Райс принялась перебирать в голове лихорадочно, все что об этом знает иль слышала. Но не припомнив ни одной родственной преемственности, насколько помнила рассказы о бывших царицах да их деяниях тут же зверски на всех окрысилась да стала перебирать своих конкуренток теоретических, злобно глазёнками посверкивая.
В конечном итоге всё же вынуждена была сдаться обстоятельствам. Соглашаясь нехотя, что Апити права в принципе, от чего спесь с гордыней схлынули, а сама Райс понурила голову. На краю собственного сознания в обрывках памяти она даже вспомнила о запрете родственной преемственности, правда, абсолютно не помня по какой причине это было сделано.
В голове как зайцы запрыгали мысли разные по поводу и без повода, и от этого «зайце скока» рыжая вообще перестала соображать что-либо. Голова закружилась да тошнота опять пристала окаянная. Перестав следить за мыслями скачущими, и сконцентрировавшись на подавлении недуга блевотного, она несколько успокоилась и смогла заставить себя думать собрано.

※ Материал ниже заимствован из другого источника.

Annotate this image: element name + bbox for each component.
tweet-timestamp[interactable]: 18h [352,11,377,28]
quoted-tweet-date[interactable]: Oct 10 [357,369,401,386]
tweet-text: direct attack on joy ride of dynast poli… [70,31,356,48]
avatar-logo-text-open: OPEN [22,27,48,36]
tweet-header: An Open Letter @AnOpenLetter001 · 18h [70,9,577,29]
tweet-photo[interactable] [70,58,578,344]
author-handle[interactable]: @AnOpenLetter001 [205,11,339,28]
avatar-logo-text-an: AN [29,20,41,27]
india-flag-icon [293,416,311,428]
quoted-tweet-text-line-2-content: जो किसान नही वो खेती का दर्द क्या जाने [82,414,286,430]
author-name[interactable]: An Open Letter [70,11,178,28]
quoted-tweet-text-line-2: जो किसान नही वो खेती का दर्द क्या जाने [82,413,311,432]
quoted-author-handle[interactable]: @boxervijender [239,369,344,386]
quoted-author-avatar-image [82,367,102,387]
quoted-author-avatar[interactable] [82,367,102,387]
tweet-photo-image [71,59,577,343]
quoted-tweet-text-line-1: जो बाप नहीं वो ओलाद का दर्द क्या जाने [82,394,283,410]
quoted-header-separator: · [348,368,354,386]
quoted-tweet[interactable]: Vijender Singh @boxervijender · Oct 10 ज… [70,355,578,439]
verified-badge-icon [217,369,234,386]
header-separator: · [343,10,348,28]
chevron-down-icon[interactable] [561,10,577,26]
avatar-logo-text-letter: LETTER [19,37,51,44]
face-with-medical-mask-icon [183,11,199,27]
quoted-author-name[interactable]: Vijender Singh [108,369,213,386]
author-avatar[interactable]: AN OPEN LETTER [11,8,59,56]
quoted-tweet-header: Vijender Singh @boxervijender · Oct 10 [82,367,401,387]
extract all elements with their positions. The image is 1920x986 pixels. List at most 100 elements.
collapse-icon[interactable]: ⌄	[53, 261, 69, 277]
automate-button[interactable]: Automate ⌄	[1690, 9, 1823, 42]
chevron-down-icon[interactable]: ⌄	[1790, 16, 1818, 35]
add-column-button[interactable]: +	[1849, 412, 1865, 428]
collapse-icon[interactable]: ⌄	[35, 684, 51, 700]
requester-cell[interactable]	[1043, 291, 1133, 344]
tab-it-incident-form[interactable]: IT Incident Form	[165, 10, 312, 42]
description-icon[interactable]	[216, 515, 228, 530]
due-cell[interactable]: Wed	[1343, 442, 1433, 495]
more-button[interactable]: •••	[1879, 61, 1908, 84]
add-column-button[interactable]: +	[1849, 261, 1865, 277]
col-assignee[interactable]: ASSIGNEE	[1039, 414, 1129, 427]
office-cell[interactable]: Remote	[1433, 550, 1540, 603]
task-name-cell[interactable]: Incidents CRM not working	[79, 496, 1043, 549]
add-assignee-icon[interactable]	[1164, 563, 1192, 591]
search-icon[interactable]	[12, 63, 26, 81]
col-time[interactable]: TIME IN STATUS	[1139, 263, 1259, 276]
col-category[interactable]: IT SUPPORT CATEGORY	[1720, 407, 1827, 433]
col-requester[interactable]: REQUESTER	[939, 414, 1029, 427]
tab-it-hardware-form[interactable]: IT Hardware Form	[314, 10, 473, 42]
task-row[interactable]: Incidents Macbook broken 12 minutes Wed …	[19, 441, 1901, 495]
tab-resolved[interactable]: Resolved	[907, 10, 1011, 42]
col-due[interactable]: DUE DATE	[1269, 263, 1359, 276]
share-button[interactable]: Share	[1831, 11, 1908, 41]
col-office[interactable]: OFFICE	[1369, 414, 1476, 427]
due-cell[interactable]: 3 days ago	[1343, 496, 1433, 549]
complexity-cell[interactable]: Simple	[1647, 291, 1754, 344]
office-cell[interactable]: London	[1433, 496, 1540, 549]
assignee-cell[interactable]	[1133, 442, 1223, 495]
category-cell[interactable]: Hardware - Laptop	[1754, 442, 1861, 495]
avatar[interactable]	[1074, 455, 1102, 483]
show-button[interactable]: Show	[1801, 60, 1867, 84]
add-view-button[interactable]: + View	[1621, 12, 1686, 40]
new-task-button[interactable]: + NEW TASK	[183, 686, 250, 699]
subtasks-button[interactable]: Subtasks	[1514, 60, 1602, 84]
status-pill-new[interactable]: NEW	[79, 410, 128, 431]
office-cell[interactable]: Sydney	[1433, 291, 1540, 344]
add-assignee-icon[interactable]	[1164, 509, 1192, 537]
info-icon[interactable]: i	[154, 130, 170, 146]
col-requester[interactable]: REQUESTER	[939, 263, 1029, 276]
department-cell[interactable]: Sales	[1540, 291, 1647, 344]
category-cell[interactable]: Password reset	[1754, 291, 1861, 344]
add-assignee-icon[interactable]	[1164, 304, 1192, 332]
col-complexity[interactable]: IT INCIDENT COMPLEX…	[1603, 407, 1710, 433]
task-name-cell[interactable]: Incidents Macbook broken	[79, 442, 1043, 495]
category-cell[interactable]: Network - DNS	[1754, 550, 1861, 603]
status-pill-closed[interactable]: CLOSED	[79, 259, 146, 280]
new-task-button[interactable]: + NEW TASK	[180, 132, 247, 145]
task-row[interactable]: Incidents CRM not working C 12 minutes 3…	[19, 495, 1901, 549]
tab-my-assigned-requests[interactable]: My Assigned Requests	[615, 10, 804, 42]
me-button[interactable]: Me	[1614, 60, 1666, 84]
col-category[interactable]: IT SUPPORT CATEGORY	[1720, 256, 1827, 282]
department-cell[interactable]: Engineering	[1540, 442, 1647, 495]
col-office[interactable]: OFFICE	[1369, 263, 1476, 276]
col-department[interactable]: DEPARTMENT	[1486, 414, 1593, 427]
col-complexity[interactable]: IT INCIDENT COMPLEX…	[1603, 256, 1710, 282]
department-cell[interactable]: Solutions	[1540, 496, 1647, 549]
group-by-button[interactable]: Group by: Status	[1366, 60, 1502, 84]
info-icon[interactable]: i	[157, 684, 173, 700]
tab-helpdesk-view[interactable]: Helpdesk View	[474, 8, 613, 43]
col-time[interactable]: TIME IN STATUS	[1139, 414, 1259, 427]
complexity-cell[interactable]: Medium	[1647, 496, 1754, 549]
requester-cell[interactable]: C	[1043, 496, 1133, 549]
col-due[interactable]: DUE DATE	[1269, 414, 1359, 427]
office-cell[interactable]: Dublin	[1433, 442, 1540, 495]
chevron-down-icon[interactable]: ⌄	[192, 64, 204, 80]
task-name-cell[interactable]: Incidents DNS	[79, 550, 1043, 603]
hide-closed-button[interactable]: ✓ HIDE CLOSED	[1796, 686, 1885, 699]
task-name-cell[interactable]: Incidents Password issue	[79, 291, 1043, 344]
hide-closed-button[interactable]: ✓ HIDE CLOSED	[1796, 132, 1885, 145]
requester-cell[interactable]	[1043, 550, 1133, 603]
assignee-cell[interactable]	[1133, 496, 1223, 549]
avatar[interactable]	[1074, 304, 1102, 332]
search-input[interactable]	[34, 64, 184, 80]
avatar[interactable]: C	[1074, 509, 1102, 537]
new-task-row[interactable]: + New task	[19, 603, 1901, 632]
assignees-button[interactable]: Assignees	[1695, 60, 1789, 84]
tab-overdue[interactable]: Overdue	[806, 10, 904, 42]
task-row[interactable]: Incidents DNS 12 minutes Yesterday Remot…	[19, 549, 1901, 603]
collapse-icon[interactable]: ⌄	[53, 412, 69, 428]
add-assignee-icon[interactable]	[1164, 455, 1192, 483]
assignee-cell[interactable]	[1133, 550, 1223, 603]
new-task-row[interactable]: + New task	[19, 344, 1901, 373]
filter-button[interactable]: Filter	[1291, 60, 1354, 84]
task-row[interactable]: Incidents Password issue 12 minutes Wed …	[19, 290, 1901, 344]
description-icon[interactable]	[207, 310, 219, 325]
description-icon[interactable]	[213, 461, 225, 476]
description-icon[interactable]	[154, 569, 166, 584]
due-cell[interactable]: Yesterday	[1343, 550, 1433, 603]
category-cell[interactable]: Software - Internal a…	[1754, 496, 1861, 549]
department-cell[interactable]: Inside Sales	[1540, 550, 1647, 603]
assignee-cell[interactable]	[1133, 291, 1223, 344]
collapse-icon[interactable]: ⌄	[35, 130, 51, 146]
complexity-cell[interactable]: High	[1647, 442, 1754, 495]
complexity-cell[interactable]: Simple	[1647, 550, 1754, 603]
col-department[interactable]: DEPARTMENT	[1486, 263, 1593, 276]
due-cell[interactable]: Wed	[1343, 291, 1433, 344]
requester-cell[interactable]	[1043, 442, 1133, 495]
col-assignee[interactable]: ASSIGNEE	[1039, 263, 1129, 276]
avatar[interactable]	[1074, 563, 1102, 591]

– Ты ведь поможешь мне? – спросила рыжая жалостно, поймав себя на мысли каверзной, что коли в одиночестве останется, то пропадёт тут с концами, даже из этого говна не выбравшись.
– Как? – со смехом вопрошала Апити.
– Ну, – тут Райс задумалась на мгновение, – «каком» каким-нибудь. Я ж ни ухом не рылом во всём этом безобразии. Хоть объясни, как тут что у вас делается.
– Ну, коли только в этом, – пожала плечами Апити.
Она вкратце поведала новенькой о девяти кругах испытаний каверзных, что обязана пройти любая «особая», вот только что конкретно круги эти собой представляли она толком не ведала. Знала в общих чертах да на том внимание акцентировала, что при прохождении круга каждого дева получает какую-нибудь особенность иль наоборот, как теперь избавляется от чего-то ненужного. В конечном итоге закончив своё словоблудие опосля многих слов ничего не объясняющих белобрысая честно призналась, что сама мало ведает. Что эти круги тайной окутаны, и наставница по поводу их почитай всегда одно и то же талдычила, мол, как попадёшь на них там и узнаешь всё как положено.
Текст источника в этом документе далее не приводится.